Une rentabilité complexe
Ces difficultés s’en ressentent sur le plan financier. Xpeng a accusé une perte de 10,38 milliards de yuan (1,3 milliard d’euros) en 2023. Malgré d’importants efforts en matière de coûts – une restructuration organisationnelle agressive et un plan de réduction des coûts, une ambition de réduire son nombre de fournisseurs, un accord d'approvisionnement conjoint avec Volkswagen, le lancement prévu d’une nouvelle marque plus abordable pour générer des volumes à partir de juin 2024 –, le cours de bourse a dévissé de 42,6% à New York depuis le début de l’année.
Alors qu’une guerre des prix amorcée par Tesla envenime les ventes sur son marché domestique, Xpeng cherche ardemment de nouveaux relais de croissance sur la scène internationale. «La globalisation est au cœur de notre vision, assure Brian Gu, vice-président de l’entreprise. Nous avons commencé à penser globalement avant de produire notre première voiture. Nous considérons la mobilité intelligente comme un phénomène mondial. Cette année, nous nous lançons dans une offensive mondiale significative. Je pense que le marché mondial et chinois est prêt à adopter le véhicule électrique».
S’internationaliser, la clé du succès ?
Si une telle entreprise n’est pas nouvelle – Xpeng est entré sur le marché norvégien en 2021 –, le constructeur nourrit désormais des ambitions mondiales. Il vient d'entamer ses ventes en Australie et souhaite pénétrer plus de 20 pays dans les prochains mois. Dont la France, où Xpeng a lancé mercredi 15 mai les commandes pour son SUV G9, produit dans son usine de Canton. Il proposera à partir de juin un second modèle, le G6.

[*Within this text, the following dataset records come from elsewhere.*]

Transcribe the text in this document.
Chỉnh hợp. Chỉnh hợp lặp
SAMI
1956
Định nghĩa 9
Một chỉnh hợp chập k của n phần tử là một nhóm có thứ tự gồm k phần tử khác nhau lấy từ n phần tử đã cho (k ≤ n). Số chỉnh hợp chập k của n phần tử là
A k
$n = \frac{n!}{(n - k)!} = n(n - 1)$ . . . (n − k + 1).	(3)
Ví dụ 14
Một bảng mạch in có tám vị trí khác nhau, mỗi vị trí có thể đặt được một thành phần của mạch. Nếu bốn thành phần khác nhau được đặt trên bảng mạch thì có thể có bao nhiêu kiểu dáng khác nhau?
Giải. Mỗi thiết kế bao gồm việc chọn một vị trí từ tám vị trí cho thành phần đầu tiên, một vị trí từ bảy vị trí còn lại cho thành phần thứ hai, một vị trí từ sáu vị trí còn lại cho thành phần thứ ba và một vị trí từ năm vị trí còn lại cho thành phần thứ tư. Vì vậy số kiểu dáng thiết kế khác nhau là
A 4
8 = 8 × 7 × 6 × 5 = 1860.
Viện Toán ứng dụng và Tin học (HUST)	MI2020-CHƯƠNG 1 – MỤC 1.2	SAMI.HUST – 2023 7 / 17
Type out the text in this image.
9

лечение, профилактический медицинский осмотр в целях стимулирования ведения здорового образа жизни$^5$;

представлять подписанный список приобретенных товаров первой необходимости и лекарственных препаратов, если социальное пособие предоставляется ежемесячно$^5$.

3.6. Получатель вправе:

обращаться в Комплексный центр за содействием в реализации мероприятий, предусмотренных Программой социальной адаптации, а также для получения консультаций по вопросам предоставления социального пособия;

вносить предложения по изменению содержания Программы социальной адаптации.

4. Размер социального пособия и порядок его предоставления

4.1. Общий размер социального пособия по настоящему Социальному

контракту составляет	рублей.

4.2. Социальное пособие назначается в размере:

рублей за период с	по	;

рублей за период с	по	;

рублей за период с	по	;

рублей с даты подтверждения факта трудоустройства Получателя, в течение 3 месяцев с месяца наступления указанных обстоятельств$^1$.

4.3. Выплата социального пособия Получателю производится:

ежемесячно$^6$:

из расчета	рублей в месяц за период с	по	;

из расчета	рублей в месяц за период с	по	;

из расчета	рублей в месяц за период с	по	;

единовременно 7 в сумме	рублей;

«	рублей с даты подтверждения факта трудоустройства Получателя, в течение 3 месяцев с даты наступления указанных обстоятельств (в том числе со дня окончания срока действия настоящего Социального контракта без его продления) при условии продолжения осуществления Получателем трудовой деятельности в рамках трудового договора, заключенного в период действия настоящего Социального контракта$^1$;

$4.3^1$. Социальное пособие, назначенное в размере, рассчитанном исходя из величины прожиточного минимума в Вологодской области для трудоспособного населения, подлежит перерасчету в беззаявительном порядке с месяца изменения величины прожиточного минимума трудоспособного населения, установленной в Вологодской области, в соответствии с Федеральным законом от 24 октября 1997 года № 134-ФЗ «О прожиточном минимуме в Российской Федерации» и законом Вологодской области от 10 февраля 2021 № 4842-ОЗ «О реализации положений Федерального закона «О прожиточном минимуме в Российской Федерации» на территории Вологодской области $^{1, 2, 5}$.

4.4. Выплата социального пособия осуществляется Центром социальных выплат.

Pour en assurer les ventes et l’entretien, le constructeur peut d’ores et déjà s’appuyer sur un réseau de 15 concessions dans l’Hexagone, et affiche un objectif de 35 points de vente en fin d’année 2024 puis 55 en 2025. Les objectifs de ventes restent pour l’heure raisonnables : environ 2000 véhicules en 2024. Si Xpeng a plus de 10 nouveaux modèles dans les tuyaux pour les trois prochaines années, le constructeur envisage de commercialiser à l’international un nouveau modèle tous les 18 mois. Pour pénétrer le marché, Xpeng souhaite se positionner comme une marque premium tournée vers la technologie (mettant notamment en avant sa recharge rapide, grâce à une plateforme de 800 volts permettant de recharger la batterie de 10 à 80% en 20 minutes).
En partant à la conquête du monde, le raisonnement d’Xpeng est simple : les marges des ventes à l'étranger peuvent atteindre des niveaux plus élevés que les ventes nationales. La preuve par les chiffres : en Chine, le SUV G9 est commercialisé à partir de 263900 yuans, soit 33600 euros. En Europe, le véhicule sera commercialisé à partir de 59990 euros. Supprimer des fonctionnalités non souhaitées par les clients internationaux est une autre manière de gagner de l’argent : le G9 sera ainsi dépourvu de LiDAR dans sa version internationale.
Sur le long terme, Xpeng ambitionne que ses ventes internationales représentent 50% de ses revenus. «Nous voulons nous positionner comme une marque mondiale, mais nous avons des racines en Chine, c'est indéniable», assure Brian Gu, d’une logique implacable : «Les véhicules électriques chinois sont stigmatisés, mais nous offrons les produits les moins chers du marché».